Student Government’s decision to postpone the vote was largely based on the complicated nature at the core of the issue. Some of the protections requested in the letter to President Hatch held that: “The University ensure that student privacy remains guaranteed and thus refuses all voluntary information sharing with Immigration and Customs Enforcement (ICE)/Customs and Border Protection (CBP) across all aspects of the University to the fullest extent possible under the law; The University refuses ICE physical access to all land owned or controlled by the University; The University prohibits campus security from inquiring about or recording an individual’s immigration status or enforcing immigration laws or participating with ICE/CBP in actions.”
In sum, the petition requests that the university’s undocumented members remain protected from federal immigration officials while on campus property, and that all community members’ citizenship information remains private.
As the election made partisan divides visible around the country, differing opinions also appeared on campus regarding the vote on a sanctuary campus. “The Wake Forest Review”, Wake Forest’s private, conservative publication, also reported on the issue.
“If you believe that Wake Forest University should follow federal law and cooperate with law enforcement officers to keep our campus safe, we invite you to sign our petition that asks President Hatch to not adopt radical sanctuary policies at Wake Forest,” “The Wake Forest Review” published in a recent article.
The argument from “The Wake Forest Review” centered on how campus security would actively refuse to follow federal laws by inhibiting ICE from entering campus.
The complicated nature of both sides of the argument ultimately led to the decision to table the resolution until the first senate meeting next semester, which also brought criticisms from students attending the meeting. Student Government senators are expected to understand the information in the bills put to vote for the bi-weekly meetings.

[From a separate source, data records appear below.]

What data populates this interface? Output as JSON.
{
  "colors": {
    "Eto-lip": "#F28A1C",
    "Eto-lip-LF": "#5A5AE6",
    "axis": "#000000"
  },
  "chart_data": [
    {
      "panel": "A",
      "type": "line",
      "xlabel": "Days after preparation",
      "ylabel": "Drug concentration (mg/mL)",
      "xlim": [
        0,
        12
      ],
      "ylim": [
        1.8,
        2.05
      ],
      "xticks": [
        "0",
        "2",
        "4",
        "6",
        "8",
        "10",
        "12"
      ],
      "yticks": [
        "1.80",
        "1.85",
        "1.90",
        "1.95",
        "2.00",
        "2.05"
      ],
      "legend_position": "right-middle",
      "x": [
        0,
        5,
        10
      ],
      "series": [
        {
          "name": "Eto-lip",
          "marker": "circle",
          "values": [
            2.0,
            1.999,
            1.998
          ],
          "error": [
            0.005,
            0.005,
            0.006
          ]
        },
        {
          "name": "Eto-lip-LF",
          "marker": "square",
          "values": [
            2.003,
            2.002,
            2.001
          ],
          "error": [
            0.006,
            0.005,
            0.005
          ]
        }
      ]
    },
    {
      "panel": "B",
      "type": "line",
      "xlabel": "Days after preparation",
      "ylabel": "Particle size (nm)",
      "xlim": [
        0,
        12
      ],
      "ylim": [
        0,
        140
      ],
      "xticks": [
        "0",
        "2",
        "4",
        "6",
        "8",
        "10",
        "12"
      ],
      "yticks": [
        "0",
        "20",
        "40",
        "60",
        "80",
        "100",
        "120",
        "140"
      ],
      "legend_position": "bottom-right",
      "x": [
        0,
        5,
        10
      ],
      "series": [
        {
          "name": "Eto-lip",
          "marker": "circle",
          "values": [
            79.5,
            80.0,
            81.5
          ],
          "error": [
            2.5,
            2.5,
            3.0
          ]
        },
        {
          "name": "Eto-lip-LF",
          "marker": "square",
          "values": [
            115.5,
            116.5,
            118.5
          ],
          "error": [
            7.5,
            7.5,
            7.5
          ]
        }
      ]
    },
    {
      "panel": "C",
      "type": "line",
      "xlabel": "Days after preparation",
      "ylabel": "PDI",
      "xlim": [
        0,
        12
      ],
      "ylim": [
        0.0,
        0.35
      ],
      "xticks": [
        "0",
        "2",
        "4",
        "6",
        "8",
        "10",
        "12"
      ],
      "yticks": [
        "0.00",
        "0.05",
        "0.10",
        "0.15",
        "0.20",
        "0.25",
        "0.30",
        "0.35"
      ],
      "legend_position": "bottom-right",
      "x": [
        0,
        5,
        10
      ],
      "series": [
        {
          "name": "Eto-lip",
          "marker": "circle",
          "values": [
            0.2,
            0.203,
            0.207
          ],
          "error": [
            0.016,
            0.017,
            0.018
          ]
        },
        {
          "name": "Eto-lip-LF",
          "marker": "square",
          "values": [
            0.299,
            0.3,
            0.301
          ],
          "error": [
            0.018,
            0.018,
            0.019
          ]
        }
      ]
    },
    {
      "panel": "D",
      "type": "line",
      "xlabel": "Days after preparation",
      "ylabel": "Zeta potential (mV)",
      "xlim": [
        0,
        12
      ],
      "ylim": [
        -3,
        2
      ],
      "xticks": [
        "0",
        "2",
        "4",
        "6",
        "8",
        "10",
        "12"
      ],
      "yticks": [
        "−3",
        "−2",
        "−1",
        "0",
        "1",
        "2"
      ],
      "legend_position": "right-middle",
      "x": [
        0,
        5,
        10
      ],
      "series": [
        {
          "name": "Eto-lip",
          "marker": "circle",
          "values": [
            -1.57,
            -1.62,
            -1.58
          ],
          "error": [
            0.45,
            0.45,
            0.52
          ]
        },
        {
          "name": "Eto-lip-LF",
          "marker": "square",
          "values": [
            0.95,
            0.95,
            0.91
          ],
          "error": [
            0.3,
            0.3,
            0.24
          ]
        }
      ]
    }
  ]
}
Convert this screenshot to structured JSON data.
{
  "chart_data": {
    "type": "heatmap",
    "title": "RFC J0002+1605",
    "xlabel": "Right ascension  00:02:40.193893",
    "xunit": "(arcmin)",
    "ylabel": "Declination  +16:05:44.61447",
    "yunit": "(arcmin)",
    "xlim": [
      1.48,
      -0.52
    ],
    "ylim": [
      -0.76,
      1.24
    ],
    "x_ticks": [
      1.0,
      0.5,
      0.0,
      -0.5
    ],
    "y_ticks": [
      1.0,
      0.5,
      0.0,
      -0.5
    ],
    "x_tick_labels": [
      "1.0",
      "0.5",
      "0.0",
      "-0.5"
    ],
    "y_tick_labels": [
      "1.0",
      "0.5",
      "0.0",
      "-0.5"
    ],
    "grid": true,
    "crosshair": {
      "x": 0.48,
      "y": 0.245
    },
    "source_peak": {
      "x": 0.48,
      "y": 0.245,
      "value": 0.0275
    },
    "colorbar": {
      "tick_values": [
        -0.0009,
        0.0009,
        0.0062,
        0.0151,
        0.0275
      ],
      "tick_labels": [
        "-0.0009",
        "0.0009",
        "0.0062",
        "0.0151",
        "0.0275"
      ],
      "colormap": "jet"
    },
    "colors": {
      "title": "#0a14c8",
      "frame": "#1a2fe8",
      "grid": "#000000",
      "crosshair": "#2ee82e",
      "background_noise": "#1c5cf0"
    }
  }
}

After the official vote, students and members of student government were invited to discuss the issue further.
“You are not doing your job,” said Richard Caban Cubero, a senior and co-sponsor of the resolution, to the senators who postponed the vote.
While some see the table decision as the senators’ inability to take action on important reform, it could also be seen as an organization’s attempt at discussing difficult topics within a divided community.
“The outcome of this resolution was not what I anticipated or desired,” Monaghan said. “But I’m extremely glad that student government is engaging in these types of conversations and grappling with larger issues that impact all members of our community.”